A 74-year-old woman (height, 156 cm; weight, 58 kg) was scheduled to undergo thoracoscopic thymectomy for MG associated with thymoma. The symptoms of MG included ptosis and muscle weakness, for which at 1.5 months preoperatively, she was administered a 1-week course of ambenonium and methylprednisolone pulse therapy that markedly improved the symptoms by the time of the surgery. She also had a history of tachyarrhythmia; however, on initiating treatment with metoprolol, the palpitations subsided and no further episodes of bradycardia or syncope occurred. Dyslipidemia was another comorbidity. Her blood test results were positive for thyroglobulin, acetylcholine receptor, and thyroid peroxidase antibodies, but no electrolyte imbalance was noted. Preoperative electrocardiogram (ECG) showed a first-degree AVB (PR interval of 0.204 s) (Fig. 1a). Transthoracic echocardiography showed mild to moderate aortic regurgitation and mitral regurgitation, but the ejection fraction was preserved.
The surgery was performed under combined general and epidural anesthesia. An epidural catheter was inserted at the T5–6 interspace. No bradycardia was observed during the procedure or at the time of administration of the test dose. In addition to the standard parameters, including blood pressure, pulse oximetry, and ECG, invasive blood pressure was also monitored. Neuromuscular blockade was monitored via visual observation of the train-of-four count. Anesthesia was induced via intravenous administration of fentanyl, propofol, and rocuronium, and maintained using desflurane (EtDes, 3–5%) and remifentanil (0.2–0.3 mcg/mg/min). At 15 min before the end of the surgery, thoracic epidural catheter infusion of 0.2% ropivacaine and fentanyl was initiated with an initial dose of 5 mL. No bradycardia or other arrhythmias were noted during the surgery that lasted for 3 h 52 min. The train-of-four count throughout the surgery was 0–1. Extubation was performed without difficulty. However, she complained of chills and started shivering; therefore, pethidine (35 mg) was administered. Although she was mildly sedated after pethidine administration, she did not complain of pain, and her respiratory status was stable. Therefore, she was returned to the intensive care unit after adequate observation.

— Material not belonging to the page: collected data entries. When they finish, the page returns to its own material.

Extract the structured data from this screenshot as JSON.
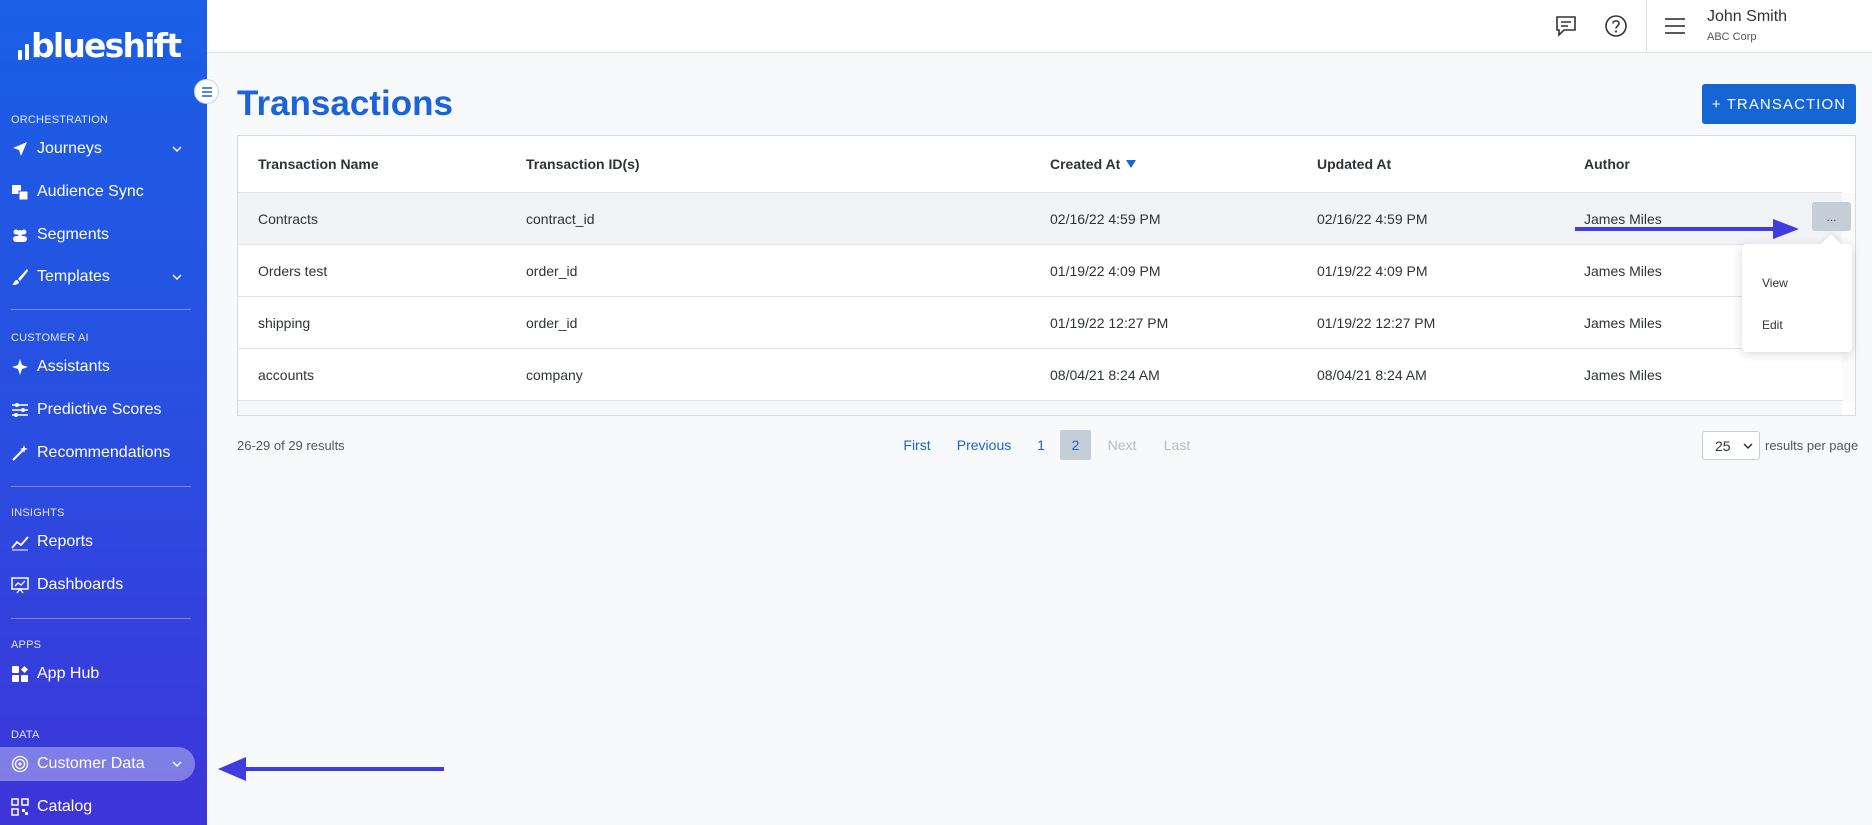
{
  "brand": {
    "logo_text": "blueshift"
  },
  "sidebar": {
    "sections": {
      "orchestration": "ORCHESTRATION",
      "customer_ai": "CUSTOMER AI",
      "insights": "INSIGHTS",
      "apps": "APPS",
      "data": "DATA"
    },
    "items": [
      {
        "label": "Journeys",
        "icon": "send-icon",
        "has_chevron": true
      },
      {
        "label": "Audience Sync",
        "icon": "audience-sync-icon",
        "has_chevron": false
      },
      {
        "label": "Segments",
        "icon": "users-icon",
        "has_chevron": false
      },
      {
        "label": "Templates",
        "icon": "brush-icon",
        "has_chevron": true
      },
      {
        "label": "Assistants",
        "icon": "sparkle-icon",
        "has_chevron": false
      },
      {
        "label": "Predictive Scores",
        "icon": "sliders-icon",
        "has_chevron": false
      },
      {
        "label": "Recommendations",
        "icon": "magic-wand-icon",
        "has_chevron": false
      },
      {
        "label": "Reports",
        "icon": "line-chart-icon",
        "has_chevron": false
      },
      {
        "label": "Dashboards",
        "icon": "dashboard-icon",
        "has_chevron": false
      },
      {
        "label": "App Hub",
        "icon": "apps-icon",
        "has_chevron": false
      },
      {
        "label": "Customer Data",
        "icon": "fingerprint-icon",
        "has_chevron": true,
        "active": true
      },
      {
        "label": "Catalog",
        "icon": "qr-icon",
        "has_chevron": false
      }
    ]
  },
  "header": {
    "user_name": "John Smith",
    "user_org": "ABC Corp",
    "icons": [
      "feedback-icon",
      "help-icon",
      "menu-icon"
    ]
  },
  "page": {
    "title": "Transactions",
    "add_button": "+ TRANSACTION"
  },
  "table": {
    "columns": [
      "Transaction Name",
      "Transaction ID(s)",
      "Created At",
      "Updated At",
      "Author"
    ],
    "sorted_column": "Created At",
    "sort_direction": "desc",
    "rows": [
      [
        "Contracts",
        "contract_id",
        "02/16/22 4:59 PM",
        "02/16/22 4:59 PM",
        "James Miles"
      ],
      [
        "Orders test",
        "order_id",
        "01/19/22 4:09 PM",
        "01/19/22 4:09 PM",
        "James Miles"
      ],
      [
        "shipping",
        "order_id",
        "01/19/22 12:27 PM",
        "01/19/22 12:27 PM",
        "James Miles"
      ],
      [
        "accounts",
        "company",
        "08/04/21 8:24 AM",
        "08/04/21 8:24 AM",
        "James Miles"
      ]
    ],
    "row_actions_label": "...",
    "row_menu": [
      "View",
      "Edit"
    ]
  },
  "pagination": {
    "summary": "26-29 of 29 results",
    "first": "First",
    "previous": "Previous",
    "pages": [
      "1",
      "2"
    ],
    "current_page": "2",
    "next": "Next",
    "last": "Last",
    "per_page": "25",
    "per_page_label": "results per page"
  },
  "colors": {
    "primary": "#1566d4",
    "sidebar_top": "#1a5fe6",
    "sidebar_bottom": "#3e34d8",
    "annotation_arrow": "#3f3ddf"
  }
}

At 2 h postoperatively, she was awake and had no complaints of pain. However, her heart rate (HR) dropped to 15 bpm, and she suddenly became nauseous at 5 h postoperatively. After vomiting, her HR improved, and she did not lose consciousness during this episode of bradycardia. At 9 h postoperatively, severe bradycardia for 22 s with a 10-s-long pause due to complete AVB was observed on the ECG (Fig. 1b). After the event, 12-lead ECG was performed, but no complete AVB was detected. Moreover, transthoracic echocardiography did not reveal any wall motion abnormalities. Her high-sensitivity troponin T level was slightly elevated at 0.042 ng/mL, but no electrolyte imbalance was noted.
Based on the previously mentioned symptoms and the ECG, our cardiologist diagnosed complete AVB, and implanted a temporary pacemaker programmed to VVI 40 via the right jugular vein. Subsequently, emergency coronary angiography was performed to investigate ischemic heart disease, but no significant stenosis was observed in the coronary arteries. During coronary angiography, her HR dropped with nausea and cardiac pacing started, but returned to sinus rhythm within a few seconds.
At 19 h postoperatively on postoperative day 1, her HR dropped again with nausea and cardiac pacing started that lasted approximately 30 s (Fig. 1c). Thoracic epidural administration was discontinued at 21 h postoperatively because of its adverse effect on her HR. Thereafter and until postoperative day 2, no further complete AVB was observed. On postoperative day 3, atrial fibrillation appeared and the HR increased to 110–170 bpm; therefore, bisoprolol tape administration was initiated. After the initiation of bisoprolol, the HR decreased, and she developed tachycardia-bradycardia syndrome. Because of this syndrome, complete AVB, and after considering her request, we implanted a permanent pacemaker and programmed it to manage the ventricular pacing (MVP™; Medtronic, Minneapolis, MN, USA) mode on postoperative day 8. She was discharged from the hospital on postoperative day 17. Pacemaker checks were performed at 1 and 6 months after the implantation and showed no atrial fibrillation or complete AVB.